On behalf of Ronald H. Kauffman, P.A. posted in Child Custody on Friday, November 15, 2013.
Julia Ioffe, a senior editor at the New Republic, has the whooping cough and is not pleased. We conquered whooping cough along with the Nazis in the 1940s. Why is it back? What does it have to do with child custody?
Some parents decline immunization as a tenet of their religious beliefs. Some parents fear the risk of serious reactions to vaccines, and some think chemicals in vaccines cause autism.
When Jacob Holmes was 1, his pediatrician administered the MMR II vaccine. 9 days later he experienced seizures. 6 months later he was dead.
Extremely contagious whooping cough was conquered by a vaccine invented in the 1940s. Yet, in 2010 a whooping cough outbreak killed 10 babies in California. Studies show that children who did not get vaccinated contributed to the California outbreak.
The decision not to vaccinate can have a big impact in society:
- In 2012, there were 48,277 reported cases of whooping cough, the highest since 1955.
- Texas is currently fighting a whooping cough epidemic.
- Washington State experienced a whooping cough epidemic in 2012
Your decision not to vaccinate can also impact your divorce case.
In Florida, a court can carve out an exception to shared parental responsibility, giving one parent “ultimate authority” to make decisions.

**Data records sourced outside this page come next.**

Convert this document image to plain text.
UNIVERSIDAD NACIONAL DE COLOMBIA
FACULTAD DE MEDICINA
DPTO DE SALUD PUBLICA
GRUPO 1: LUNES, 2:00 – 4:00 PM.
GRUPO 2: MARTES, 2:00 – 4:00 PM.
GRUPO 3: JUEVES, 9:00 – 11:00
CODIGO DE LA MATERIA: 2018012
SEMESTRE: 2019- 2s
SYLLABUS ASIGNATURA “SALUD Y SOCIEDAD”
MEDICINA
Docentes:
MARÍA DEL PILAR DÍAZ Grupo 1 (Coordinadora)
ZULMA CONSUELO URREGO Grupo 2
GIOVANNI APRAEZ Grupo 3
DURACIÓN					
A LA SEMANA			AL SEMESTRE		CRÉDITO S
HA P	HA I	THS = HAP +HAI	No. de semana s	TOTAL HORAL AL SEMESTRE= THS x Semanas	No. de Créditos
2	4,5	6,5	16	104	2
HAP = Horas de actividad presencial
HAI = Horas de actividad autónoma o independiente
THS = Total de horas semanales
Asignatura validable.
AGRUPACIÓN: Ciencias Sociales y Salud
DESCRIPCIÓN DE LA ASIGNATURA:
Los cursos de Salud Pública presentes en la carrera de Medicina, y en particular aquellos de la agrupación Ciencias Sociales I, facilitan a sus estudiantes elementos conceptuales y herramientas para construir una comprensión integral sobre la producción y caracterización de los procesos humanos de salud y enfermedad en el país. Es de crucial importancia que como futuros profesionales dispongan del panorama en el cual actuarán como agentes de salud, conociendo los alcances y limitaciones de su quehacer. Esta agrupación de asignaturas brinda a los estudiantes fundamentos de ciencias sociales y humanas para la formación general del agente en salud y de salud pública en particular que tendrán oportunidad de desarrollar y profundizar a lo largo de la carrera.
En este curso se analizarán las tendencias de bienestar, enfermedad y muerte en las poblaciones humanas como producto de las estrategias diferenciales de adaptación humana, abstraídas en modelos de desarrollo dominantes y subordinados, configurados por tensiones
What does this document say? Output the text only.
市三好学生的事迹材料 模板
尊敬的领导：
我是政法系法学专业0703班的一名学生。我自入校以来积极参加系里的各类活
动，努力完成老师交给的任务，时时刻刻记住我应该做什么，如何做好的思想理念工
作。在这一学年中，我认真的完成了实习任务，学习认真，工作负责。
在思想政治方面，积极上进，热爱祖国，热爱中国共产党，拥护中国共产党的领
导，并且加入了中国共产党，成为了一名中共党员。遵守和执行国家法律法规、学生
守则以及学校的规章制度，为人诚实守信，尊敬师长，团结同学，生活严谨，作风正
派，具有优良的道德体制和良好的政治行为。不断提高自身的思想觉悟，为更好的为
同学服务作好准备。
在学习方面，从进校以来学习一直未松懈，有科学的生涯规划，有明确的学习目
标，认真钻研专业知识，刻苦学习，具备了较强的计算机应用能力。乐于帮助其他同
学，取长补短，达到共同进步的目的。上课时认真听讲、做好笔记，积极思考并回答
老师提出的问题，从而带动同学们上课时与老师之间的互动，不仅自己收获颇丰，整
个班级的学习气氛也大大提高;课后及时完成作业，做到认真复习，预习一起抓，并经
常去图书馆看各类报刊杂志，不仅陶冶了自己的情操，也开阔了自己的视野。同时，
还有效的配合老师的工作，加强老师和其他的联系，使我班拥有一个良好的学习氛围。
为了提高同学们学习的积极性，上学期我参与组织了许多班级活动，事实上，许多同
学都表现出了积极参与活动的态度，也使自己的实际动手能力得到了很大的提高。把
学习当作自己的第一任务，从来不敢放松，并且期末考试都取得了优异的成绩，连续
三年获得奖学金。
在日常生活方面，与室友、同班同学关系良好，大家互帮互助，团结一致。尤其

There are at least two cases in Florida.
In one case, a Florida court heard the conflicting positions on immunization, and decided that it would be in the child’s best interest to allow the anti-vaccination Mother to make the ultimate decision regarding the child’s immunization.
Ten years later, a different Florida court heard conflicting testimony, and decided it was in the child’s best interest to award the pro-vaccination Father ultimate responsibility to make decisions regarding the minor child’s vaccinations.
The decision to vaccinate raises interesting family law issues. It is important to know what your rights and responsibilities are in Florida, especially when there are conflicting Florida court decisions about whether vaccinations are in your child’s best interest.